Au début de l’année 2008, Nicolas Sarkozy déclara que le PIB était inapte à représenter les évolutions économiques et sociales, et qu’il était urgent d’élaborer d’autres indicateurs de croissance. Il chargea deux prix Nobel d’économie, Amartya Sen et Joseph Stiglitz, de constituer une commission pour proposer des alternatives au PIB.

Bien d’autres initiatives ont tenté de remplacer le PIB, avec parfois l’ambition de mesurer rien moins que le bonheur. À noter le cas du Bhoutan qui a défini le BNB (Bonheur National Brut) et l’a inscrit dans sa constitution en 2008, ce qui soulève un débat sur l’influence des décisions économiques sur la vie privée. Tout ceci n’empêche pas le PIB de continuer à être la boussole des politiques économiques, à l’exception du Bhoutan donc.

PIB ET ÉCOLOGIE

À l’opposé de la doxa des Verts, favoriser la décroissance du PIB dans un but écologique est un véritable contresens. Cela revient à considérer le PIB comme un levier d’action et considérer que toute croissance a un impact négatif sur l’environnement.
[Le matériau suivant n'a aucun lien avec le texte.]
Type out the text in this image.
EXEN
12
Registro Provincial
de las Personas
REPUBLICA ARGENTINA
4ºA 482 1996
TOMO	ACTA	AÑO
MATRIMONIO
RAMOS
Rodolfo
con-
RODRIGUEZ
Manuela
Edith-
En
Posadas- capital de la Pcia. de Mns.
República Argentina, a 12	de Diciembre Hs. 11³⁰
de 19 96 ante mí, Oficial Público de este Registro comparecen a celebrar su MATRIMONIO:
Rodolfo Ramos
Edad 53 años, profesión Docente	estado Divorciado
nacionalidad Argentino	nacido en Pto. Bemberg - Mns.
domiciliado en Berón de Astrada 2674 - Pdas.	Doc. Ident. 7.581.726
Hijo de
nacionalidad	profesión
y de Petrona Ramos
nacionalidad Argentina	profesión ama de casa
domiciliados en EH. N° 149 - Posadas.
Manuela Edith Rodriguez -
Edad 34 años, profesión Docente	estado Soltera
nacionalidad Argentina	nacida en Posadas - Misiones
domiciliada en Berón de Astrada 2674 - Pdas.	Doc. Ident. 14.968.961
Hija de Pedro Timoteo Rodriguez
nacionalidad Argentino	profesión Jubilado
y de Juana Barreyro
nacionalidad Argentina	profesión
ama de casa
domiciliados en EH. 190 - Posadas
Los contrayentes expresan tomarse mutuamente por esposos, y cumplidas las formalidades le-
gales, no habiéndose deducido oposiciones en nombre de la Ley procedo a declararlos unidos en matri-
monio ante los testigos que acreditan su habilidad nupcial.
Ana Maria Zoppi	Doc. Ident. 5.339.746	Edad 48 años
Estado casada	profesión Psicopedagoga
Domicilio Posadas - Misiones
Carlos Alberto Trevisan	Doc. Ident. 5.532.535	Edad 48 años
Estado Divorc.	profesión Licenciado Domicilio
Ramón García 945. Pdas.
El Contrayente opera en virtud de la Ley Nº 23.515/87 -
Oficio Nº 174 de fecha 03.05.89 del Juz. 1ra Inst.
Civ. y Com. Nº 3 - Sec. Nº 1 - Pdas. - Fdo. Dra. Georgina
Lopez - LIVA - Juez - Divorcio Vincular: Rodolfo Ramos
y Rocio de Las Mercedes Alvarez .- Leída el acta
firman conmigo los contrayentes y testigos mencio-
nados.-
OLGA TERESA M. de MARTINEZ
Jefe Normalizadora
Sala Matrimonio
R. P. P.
Il faut au contraire investir dans des énergies moins carbonées, optimiser nos processus de production, améliorer la sécurité, produire des produits de qualité, favoriser l’enseignement à tous les niveaux et tout âge, faciliter l’accès à l’information, investir dans la recherche, préférer les produits plus respectueux de l’environnement, optimiser le fonctionnement de l’État.

Ces mesures créeront de la croissance, de la bonne croissance, de manière infinie. C’est possible en respectant l’environnement et en réduisant les émissions de gaz à effet de serre. L’inverse serait un désastre, un désastre Vert.